Rabbi David Greenstein
Congregation Shomrei Emunah
Montclair, NJ
Parashat Behar

As we reach the end of the book of Leviticus we read about many of the elements that comprise the vision of holiness that is the central concern of this book. The last portion, B’huqotai, is largely devoted to setting up a contrast between what might be if we pursue this vision of holiness and what might ensue if we betray it.
It includes God’s statement: “I am the Eternal, your Almighty God, Who took you out of the land of Egypt so as to stop you from being slaves to them; so I smashed the rods of your yoke and I had you walk upright (va-olekh etkhem qom’miut ).” (Lev. 26:13)
This verse tells us that God’s desire is for us to “walk” with dignity – that is, to be able to lead lives of freedom so that we may realize our full human potential. The phrase - va-olekh etkhem qom’miut - is echoed in our daily prayers. In the blessing that leads into the Sh’ma, we have been praying for 2000 years that God “shall have us walk back to our land in dignity.”

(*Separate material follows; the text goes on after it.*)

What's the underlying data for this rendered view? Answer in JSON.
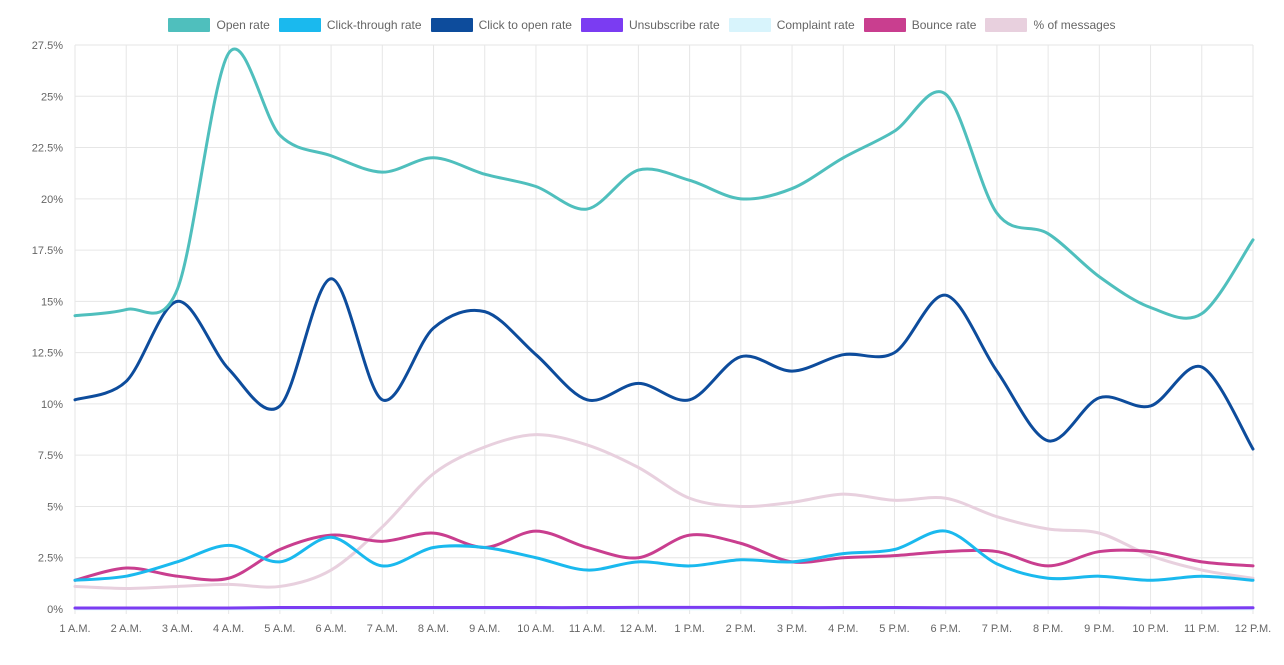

The dream of the Return to Zion has been a dream of the restoration of dignity and pride to the Jewish people. It is important to note that this dream has been miraculously fulfilled in our time with the establishment of the State of Israel. We need to celebrate this miracle! But we must also be honest about the conditions that the Torah puts forward regarding the fulfillment of this dream. In the Masorti (Conservative) prayer book in Israel the text of this prayer is changed to read – v’tolikhenu qom’miut b’artzenu – that God “shall have us walk in our land in dignity.”

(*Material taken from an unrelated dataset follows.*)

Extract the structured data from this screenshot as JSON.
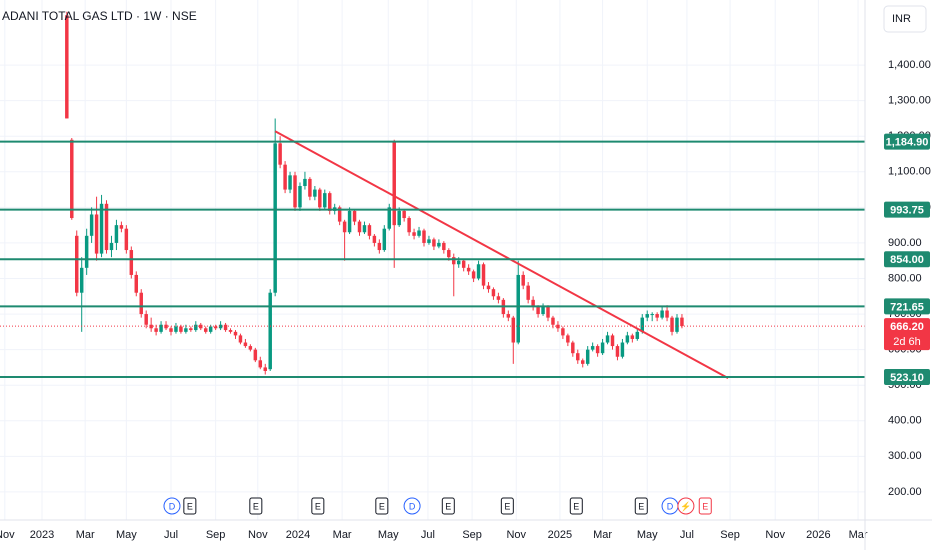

In other words, for those of us blessed with the opportunity to be living in Israel already, we pray that our walking the land shall be in dignity.
How can we hope to walk the land – any land, whether it is the United States or Israel or anywhere else - in dignity? Human dignity is not a zero sum game. My dignity cannot be gained by depriving someone else of dignity. The Torah teaches that our dignity depends on treating everyone with dignity. And the Torah’s teaching is that our dignity depends, not on military might or nationalistic arrogance, but on our concern for the ethical and spiritual demands of holiness.